Insert the details of the monitor in the table below.

Check ActionServer AddressCheck TypeExecute InfoComparatorIntervalResult
System127.0.0.1Run FileREDACTEDState Based3600Result

Dependencies

CWM - Automate - Script - Ticket Creation - Computer

Target

Managed Windows Computer (Excluding Virtual Machines)

Target

The monitor set should be limited to the Windows Machines Excluding Virtual search.

Ticketing

Subject:
Drive Error Detected on %CLIENTNAME%/%COMPUTERNAME%

Body:

Drive Error Detected on %CLIENTNAME%/%COMPUTERNAME%.

Details:

%RESULT%

Implementation

Step 1

Import the Alert Template △ Custom - Ticket Creation Computer - Failures Only. The alert template should not perform any action.


Step 2

Validate that the Ticket Creation - Computer [Failures Only] was imported along with the alert template.


Step 3

Run this SQL query from a RAWSQL monitor set to import the required search.

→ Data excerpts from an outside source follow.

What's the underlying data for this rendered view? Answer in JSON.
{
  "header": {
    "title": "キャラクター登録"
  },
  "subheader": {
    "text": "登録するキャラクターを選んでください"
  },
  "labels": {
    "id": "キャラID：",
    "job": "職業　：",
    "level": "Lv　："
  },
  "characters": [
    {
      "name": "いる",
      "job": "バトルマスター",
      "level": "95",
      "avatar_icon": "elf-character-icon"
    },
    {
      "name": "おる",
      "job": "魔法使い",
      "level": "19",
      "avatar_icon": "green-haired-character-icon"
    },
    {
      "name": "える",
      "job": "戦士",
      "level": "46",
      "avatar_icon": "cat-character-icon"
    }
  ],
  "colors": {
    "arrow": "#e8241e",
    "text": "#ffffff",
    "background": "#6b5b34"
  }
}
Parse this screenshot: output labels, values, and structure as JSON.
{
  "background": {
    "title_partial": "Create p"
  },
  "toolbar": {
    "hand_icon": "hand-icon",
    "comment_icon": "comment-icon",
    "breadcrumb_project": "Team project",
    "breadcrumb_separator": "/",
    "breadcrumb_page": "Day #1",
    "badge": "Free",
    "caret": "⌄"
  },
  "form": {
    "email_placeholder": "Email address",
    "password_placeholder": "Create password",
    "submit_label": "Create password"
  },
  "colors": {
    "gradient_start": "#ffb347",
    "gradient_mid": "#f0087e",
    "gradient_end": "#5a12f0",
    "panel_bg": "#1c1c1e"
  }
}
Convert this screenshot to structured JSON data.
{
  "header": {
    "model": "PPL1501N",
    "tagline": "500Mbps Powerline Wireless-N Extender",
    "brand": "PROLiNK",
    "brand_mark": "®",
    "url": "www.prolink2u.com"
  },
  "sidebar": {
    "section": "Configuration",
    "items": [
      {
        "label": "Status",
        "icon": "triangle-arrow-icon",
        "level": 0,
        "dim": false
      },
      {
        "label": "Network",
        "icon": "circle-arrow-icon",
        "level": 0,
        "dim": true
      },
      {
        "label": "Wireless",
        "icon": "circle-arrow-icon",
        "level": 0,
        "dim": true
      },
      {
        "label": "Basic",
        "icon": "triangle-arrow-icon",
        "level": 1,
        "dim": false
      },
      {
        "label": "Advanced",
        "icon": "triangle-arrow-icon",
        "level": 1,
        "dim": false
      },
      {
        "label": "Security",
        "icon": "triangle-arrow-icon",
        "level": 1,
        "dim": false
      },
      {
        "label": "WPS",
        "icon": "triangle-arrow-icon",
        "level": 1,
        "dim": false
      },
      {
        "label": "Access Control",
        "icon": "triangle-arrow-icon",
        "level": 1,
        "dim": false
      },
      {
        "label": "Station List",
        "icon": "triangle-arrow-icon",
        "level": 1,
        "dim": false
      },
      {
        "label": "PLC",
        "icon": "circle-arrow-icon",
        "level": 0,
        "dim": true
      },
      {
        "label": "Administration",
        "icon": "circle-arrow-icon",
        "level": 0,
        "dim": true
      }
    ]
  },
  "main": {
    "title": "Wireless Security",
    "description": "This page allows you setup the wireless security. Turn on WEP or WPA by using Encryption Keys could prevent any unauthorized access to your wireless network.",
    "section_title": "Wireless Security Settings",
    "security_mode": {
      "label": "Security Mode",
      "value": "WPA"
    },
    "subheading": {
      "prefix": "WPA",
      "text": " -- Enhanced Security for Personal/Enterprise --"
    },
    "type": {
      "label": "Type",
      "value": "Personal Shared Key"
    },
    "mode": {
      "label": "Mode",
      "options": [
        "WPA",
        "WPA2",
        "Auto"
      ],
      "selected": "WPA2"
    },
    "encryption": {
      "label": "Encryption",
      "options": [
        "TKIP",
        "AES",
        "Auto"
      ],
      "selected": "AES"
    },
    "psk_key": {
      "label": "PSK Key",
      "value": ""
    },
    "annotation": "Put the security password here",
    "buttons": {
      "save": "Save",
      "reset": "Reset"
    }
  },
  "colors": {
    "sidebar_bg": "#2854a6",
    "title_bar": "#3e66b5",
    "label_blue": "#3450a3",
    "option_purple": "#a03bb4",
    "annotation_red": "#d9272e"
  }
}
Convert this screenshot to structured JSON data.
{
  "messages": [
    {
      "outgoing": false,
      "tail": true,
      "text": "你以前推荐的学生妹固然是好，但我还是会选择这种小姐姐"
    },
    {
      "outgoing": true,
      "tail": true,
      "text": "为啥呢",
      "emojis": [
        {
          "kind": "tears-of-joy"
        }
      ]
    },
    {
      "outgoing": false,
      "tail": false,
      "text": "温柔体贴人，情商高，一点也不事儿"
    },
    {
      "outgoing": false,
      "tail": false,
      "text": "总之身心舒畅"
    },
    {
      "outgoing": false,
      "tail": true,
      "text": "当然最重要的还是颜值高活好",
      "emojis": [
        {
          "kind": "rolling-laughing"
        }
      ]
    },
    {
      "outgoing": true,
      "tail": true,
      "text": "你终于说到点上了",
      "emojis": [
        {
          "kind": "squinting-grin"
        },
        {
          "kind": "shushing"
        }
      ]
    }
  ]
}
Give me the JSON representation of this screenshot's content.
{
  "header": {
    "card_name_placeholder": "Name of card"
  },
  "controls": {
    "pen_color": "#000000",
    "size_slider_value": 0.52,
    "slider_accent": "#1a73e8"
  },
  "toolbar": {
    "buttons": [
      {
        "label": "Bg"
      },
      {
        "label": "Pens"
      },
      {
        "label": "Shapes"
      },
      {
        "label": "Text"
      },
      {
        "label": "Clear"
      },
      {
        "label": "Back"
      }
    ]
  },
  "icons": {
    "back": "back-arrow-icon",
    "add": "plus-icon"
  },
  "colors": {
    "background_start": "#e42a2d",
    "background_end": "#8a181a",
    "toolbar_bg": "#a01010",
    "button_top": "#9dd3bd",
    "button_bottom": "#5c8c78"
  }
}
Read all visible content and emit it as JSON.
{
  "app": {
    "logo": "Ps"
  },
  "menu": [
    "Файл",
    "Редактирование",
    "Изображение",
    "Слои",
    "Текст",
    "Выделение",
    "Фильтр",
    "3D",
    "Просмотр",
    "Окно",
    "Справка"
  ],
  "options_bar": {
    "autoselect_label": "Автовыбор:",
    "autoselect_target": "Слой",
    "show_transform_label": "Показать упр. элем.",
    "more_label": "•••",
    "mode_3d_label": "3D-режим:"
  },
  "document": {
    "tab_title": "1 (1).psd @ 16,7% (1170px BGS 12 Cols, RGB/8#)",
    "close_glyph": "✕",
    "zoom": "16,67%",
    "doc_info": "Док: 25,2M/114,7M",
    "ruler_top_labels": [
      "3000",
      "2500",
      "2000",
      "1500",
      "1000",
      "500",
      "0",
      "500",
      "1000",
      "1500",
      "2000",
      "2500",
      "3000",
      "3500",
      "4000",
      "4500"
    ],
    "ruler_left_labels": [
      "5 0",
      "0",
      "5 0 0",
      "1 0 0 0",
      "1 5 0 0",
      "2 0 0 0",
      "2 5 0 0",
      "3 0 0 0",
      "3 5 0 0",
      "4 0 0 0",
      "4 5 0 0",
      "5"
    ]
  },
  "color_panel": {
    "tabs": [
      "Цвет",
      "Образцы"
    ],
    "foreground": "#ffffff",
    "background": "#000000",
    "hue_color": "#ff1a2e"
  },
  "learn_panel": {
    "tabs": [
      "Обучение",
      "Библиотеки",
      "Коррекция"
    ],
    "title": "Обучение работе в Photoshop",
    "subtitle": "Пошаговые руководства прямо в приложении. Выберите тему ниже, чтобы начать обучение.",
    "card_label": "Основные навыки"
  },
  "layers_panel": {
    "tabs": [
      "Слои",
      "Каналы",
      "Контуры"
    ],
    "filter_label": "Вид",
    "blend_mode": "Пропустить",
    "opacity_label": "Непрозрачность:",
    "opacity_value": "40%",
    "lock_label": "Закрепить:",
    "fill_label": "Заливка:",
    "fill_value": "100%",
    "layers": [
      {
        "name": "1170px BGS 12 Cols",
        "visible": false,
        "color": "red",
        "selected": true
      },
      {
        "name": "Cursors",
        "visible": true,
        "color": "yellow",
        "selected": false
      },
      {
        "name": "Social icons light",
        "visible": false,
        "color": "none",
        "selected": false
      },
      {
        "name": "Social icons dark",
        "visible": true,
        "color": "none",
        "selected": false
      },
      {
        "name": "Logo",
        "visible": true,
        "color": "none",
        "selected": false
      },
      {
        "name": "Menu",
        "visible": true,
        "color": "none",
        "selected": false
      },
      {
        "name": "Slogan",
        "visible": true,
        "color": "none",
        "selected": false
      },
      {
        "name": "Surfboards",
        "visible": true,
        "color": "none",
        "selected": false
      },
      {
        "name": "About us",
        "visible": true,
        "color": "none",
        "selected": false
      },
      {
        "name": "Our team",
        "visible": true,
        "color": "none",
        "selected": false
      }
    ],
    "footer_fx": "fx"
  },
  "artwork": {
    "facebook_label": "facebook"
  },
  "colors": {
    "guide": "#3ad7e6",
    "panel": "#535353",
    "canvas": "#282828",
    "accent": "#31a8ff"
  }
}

INSERT INTO `sensorchecks` 
SELECT
'' as `SensID`,
'Windows Machines Excluding Virtual' as `Name`,
'SELECT \r\n computers.computerid as `Computer Id`,\r\n computers.name as `Computer Name`,\r\n clients.name as `Client Name`,\r\n computers.domain as `Computer Domain`,\r\n computers.username as `Computer User`,\r\n IF((Computers.flags & 2048) <> 0, 1, 0) as `Computer.Hardware.IsVirtual`,\r\n IF(INSTR(IFNULL(inv_operatingsystem.Name, Computers.OS), \'windows\')>0, 1, IF(INSTR(IFNULL(inv_operatingsystem.Name, Computers.OS), \'darwin\') >0, 2, 3)) as `Computer.OS.Type`\r\nFROM Computers \r\nLEFT JOIN inv_operatingsystem ON (Computers.ComputerId=inv_operatingsystem.ComputerId)\r\nLEFT JOIN Clients ON (Computers.ClientId=Clients.ClientId)\r\nLEFT JOIN Locations ON (Computers.LocationId=Locations.LocationID)\r\n WHERE \r\n((((IF((Computers.flags & 2048) <> 0, 1, 0)=0) AND (IF(INSTR(IFNULL(inv_operatingsystem.Name, Computers.OS), \'windows\')>0, 1, IF(INSTR(IFNULL(inv_operatingsystem.Name, Computers.OS), \'darwin\') >0, 2, 3)) = \'1\'))))\r\n' as `SQL`,
'4' as `QueryType`,
'Select||=||=||=|^Select|||||||^' as `ListData`,
'3' as `FolderID`,
'c4008496-11c3-497b-8b4d-2d53c38c9d2e' as `GUID`,
'<LabTechAbstractSearch><asn><st>AndNode</st><cn><asn><st>AndNode</st><cn><asn><st>ComparisonNode</st><lon>Computer.Hardware.IsVirtual</lon><lok>Computer.Hardware.IsVirtual</lok><lmo>IsFalse</lmo><dv>NULL</dv><dk>NULL</dk></asn><asn><st>ComparisonNode</st><lon>Computer.OS.Type</lon><lok>Computer.OS.Type</lok><lmo>Equals</lmo><dv>Windows</dv><dk>1</dk></asn></cn></asn></cn></asn></LabTechAbstractSearch>' as `SearchXML`,
(NULL) as `UpdatedBy`,
(NULL) as `UpdateDate`
FROM (SELECT MIN(computerid) FROM computers) a
WHERE (SELECT count(*) FROM SensorChecks where `GUID` = 'c4008496-11c3-497b-8b4d-2d53c38c9d2e') = 0;

Step 4

Obtain the groupid(s) of the group(s) that the remote monitor should be applied to.


Step 5

Copy the following query and replace YOUR COMMA SEPARATED LIST OF GROUPID(S) with the groupid(s) of the relevant groups. (The string to replace can be found at the very bottom of the query, right after WHERE).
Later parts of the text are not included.